Meskipun demikian, Rudi mengatakan bahwa implementasi Rupiah Digital memiliki sejumlah tantangan, diantaranya terkait infrastruktur dan literasi teknologi, terutama di daerah-daerah yang belum memiliki akses yang memadai terhadap internet dan pemahaman teknologi.
“Karena itu, sosialisasi dan edukasi di masyarakat terutama di daerah-daerah itu akan menjadi kunci sukses untuk mengatasi kendala yang ada,” imbuhnya.
Selanjutnya, Guru Besar Ilmu Ekonomi itu menjelaskan bahwa penggunaan Rupiah Digital diharapkan membawa dampak positif terhadap sektor ekonomi dengan meningkatkan investasi serta pertumbuhan ekonomi secara keseluruhan. Penerapan teknologi digital juga diharapkan dapat meningkatkan keamanan transaksi, yang pada gilirannya akan meningkatkan kepercayaan masyarakat terhadap sistem keuangan.
“Dengan digitalisasi dan juga keamanan, masyarakat tentu akan lebih percaya dan tentu jaminan atas uang itu menjadi lebih terjamin dibandingkan dengan yang sekarang ada,” tegasnya.
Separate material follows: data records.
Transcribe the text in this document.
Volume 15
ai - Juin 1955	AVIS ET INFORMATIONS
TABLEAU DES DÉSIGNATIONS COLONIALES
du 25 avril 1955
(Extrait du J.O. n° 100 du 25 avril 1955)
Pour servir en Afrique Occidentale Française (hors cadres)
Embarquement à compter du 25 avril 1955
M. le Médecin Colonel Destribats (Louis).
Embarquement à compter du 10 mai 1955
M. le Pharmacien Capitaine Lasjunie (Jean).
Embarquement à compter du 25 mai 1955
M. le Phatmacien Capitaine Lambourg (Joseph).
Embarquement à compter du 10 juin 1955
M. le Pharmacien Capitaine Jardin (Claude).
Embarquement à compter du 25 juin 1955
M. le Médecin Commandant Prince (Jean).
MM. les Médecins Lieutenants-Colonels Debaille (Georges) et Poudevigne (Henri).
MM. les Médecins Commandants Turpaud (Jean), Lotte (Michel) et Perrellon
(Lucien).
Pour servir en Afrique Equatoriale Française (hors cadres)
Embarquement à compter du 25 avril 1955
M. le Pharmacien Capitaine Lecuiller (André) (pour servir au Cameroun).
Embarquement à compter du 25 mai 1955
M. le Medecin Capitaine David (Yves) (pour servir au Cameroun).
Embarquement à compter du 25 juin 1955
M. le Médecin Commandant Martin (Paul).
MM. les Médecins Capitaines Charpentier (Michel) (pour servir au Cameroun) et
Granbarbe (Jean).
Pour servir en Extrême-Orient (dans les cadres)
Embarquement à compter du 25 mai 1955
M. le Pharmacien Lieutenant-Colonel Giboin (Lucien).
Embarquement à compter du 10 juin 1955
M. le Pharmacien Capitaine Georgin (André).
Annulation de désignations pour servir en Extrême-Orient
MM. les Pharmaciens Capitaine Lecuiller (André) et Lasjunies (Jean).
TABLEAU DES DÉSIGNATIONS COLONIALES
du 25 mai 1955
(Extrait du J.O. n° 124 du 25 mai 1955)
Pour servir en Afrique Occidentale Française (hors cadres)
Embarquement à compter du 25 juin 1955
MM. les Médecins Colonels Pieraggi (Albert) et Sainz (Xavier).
Karena itulah, Rudi mengungkapkan bahwa dalam mengelola kebijakan moneter dan keuangan, BI akan mempertahankan prinsip-prinsip yang sama meskipun dalam format yang berbeda dengan adopsi Rupiah Digital. Itu tidak akan mengubah substansi dari kebijakan moneter BI.
Terkait dengan potensi dampak pada inflasi, Rudi menjelaskan bahwa transisi ke Rupiah Digital hanya akan mengubah format tanpa mengubah substansi. Meskipun demikian, studi mendalam tentang mekanisme inflasi dan dampaknya pada harga barang dan jasa di masyarakat tetap diperlukan.
“Selama kemudian masyarakat itu tetap berbelanja terus dengan uang tersebut, itu akan naik. Kemudian inflasi akan tinggi, tidak ada Central Bank Digital Currency-pun,” pria yang juga dosen pada Fakultas Ekonomi dan Bisnis Universitas Airlangga itu.